E o respectivo vídeo:


*No dia 30-11-2016*, no regresso de uns dias de férias, ainda apanhei o resto da trovoada no percurso até casa. Um breve vídeo:



*Do dia 03-12-2016*, mais umas imagens:













Álbum completo também na página ExtremAtmosfera.

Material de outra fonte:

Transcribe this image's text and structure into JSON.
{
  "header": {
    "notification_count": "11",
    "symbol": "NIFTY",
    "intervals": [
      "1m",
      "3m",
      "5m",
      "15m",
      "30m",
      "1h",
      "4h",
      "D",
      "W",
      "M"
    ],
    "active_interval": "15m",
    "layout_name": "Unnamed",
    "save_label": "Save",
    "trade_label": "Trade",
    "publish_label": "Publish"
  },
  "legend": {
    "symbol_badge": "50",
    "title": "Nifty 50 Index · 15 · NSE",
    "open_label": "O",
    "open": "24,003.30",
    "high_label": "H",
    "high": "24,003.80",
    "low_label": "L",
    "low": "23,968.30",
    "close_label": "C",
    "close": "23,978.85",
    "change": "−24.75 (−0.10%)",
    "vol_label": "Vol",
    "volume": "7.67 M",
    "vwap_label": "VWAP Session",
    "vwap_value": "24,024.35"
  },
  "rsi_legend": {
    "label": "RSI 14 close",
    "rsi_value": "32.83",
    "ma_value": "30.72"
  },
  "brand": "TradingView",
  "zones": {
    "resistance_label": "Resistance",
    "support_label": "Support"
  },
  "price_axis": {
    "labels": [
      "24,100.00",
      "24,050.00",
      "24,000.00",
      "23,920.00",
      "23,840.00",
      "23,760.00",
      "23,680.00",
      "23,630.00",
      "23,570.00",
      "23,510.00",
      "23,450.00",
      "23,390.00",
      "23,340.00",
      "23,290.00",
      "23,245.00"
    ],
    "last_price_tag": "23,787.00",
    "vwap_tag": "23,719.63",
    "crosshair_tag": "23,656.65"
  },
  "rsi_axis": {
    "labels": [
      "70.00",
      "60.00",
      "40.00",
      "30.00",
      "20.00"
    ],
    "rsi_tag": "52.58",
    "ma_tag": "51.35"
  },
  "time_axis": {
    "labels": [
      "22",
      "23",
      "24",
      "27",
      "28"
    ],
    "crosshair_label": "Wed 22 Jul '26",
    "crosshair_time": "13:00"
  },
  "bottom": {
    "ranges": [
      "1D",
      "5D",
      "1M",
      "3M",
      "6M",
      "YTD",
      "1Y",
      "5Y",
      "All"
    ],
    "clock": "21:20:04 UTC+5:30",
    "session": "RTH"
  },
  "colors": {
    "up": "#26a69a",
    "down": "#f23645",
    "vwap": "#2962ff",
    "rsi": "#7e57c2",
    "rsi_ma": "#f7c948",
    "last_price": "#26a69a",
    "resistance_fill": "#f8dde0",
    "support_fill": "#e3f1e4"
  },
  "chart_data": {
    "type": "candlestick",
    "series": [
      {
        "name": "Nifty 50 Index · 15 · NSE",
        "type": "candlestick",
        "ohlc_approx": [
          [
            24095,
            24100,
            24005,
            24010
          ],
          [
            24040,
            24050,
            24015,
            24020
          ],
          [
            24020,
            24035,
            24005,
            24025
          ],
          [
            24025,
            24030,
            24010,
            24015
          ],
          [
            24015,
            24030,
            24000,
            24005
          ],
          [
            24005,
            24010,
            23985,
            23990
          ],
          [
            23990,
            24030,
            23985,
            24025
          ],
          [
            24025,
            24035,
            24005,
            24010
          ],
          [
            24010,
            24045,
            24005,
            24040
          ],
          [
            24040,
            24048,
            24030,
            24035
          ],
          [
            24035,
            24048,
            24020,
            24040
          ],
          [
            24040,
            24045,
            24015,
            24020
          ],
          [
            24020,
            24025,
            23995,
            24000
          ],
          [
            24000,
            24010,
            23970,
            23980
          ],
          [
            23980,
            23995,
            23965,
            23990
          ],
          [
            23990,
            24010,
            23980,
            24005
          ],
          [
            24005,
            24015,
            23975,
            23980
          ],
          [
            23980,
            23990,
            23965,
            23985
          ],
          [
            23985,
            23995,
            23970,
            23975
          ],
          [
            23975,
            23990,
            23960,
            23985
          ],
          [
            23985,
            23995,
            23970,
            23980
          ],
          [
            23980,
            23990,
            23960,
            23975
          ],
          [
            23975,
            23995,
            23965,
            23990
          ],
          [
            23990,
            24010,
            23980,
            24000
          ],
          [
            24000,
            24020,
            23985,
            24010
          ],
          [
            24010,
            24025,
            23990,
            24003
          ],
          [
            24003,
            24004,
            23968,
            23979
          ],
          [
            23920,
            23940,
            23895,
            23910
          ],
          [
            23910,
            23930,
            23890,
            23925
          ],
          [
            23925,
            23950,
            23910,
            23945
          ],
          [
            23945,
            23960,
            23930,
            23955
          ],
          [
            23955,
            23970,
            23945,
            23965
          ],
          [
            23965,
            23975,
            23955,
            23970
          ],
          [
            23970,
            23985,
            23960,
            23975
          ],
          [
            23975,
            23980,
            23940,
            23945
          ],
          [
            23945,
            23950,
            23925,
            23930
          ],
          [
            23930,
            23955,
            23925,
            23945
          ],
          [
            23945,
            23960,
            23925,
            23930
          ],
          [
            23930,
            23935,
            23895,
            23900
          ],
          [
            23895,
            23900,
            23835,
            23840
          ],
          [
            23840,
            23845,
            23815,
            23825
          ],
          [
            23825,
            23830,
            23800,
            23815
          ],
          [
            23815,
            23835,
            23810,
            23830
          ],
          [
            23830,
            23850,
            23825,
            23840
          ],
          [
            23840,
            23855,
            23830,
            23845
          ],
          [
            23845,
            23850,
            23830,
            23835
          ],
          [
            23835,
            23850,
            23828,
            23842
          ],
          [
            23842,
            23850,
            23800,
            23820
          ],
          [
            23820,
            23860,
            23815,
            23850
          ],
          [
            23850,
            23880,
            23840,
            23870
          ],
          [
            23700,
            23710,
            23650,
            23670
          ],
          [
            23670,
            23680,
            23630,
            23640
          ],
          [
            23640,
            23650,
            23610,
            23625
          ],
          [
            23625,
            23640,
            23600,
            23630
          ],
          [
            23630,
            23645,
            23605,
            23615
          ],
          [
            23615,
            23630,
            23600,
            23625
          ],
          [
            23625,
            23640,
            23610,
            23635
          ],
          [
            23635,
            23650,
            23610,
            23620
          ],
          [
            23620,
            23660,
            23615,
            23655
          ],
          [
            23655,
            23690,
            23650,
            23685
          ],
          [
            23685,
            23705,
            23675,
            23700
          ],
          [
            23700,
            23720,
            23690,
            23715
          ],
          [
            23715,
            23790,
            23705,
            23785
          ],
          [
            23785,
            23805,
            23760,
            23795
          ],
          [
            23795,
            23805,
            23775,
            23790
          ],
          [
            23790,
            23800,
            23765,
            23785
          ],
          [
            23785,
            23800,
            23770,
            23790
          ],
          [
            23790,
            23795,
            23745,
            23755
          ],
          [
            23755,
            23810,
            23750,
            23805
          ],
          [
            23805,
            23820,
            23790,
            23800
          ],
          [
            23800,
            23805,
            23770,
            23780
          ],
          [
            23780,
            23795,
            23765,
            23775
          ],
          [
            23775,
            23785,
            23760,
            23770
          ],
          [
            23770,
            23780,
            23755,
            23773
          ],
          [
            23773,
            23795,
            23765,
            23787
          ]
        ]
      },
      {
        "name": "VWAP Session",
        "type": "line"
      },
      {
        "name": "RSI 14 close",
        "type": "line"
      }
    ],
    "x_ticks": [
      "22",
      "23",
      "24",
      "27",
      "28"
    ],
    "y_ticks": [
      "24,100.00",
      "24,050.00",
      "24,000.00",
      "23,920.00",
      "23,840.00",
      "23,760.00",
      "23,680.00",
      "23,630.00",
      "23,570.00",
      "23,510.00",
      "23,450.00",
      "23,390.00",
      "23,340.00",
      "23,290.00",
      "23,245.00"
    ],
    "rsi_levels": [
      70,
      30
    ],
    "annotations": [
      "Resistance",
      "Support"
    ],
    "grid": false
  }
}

Do que me lembro, terão sido das trovoadas mais fortes (aqui para os nossos "standards" portugueses), dos últimos anos (pelo menos que eu tenha assistido), aqui no Algarve. Venham mais...


----------



## joralentejano (5 Dez 2016 às 23:05)

ecobcg disse:


> Ora, depois de uns últimos dias de Novembro e primeiro fim-de-semana de Dezembro muito activos do ponto de vista meteorológico aqui pelo Algarve, fica aqui um pequeno resumo de algumas imagens captadas.
> 
> *Do dia 26-11-2016:*
> 
> ...


Simplesmente brutal!!! excelente partilha, Obrigado e Parabéns!


----------



## AnDré (5 Dez 2016 às 23:44)

Parabéns pelas fotografias! Muito boas!

A primeira parece um tornado electrificado!


----------



## guisilva5000 (5 Dez 2016 às 23:50)

Muito bom, continua a alimentar os meteoloucos com as tuas fotos e vídeos fantásticos!


----------



## ecobcg (6 Dez 2016 às 10:31)

joralentejano disse:


> Simplesmente brutal!!! excelente partilha, Obrigado e Parabéns!





AnDré disse:


> Parabéns pelas fotografias! Muito boas!
> 
> A primeira parece um tornado electrificado!





guisilva5000 disse:


> Muito bom, continua a alimentar os meteoloucos com as tuas fotos e vídeos fantásticos!



Obrigado a todos pelos comentários!
Venha tempo mais extremo, que estamos cá para o registar!


----------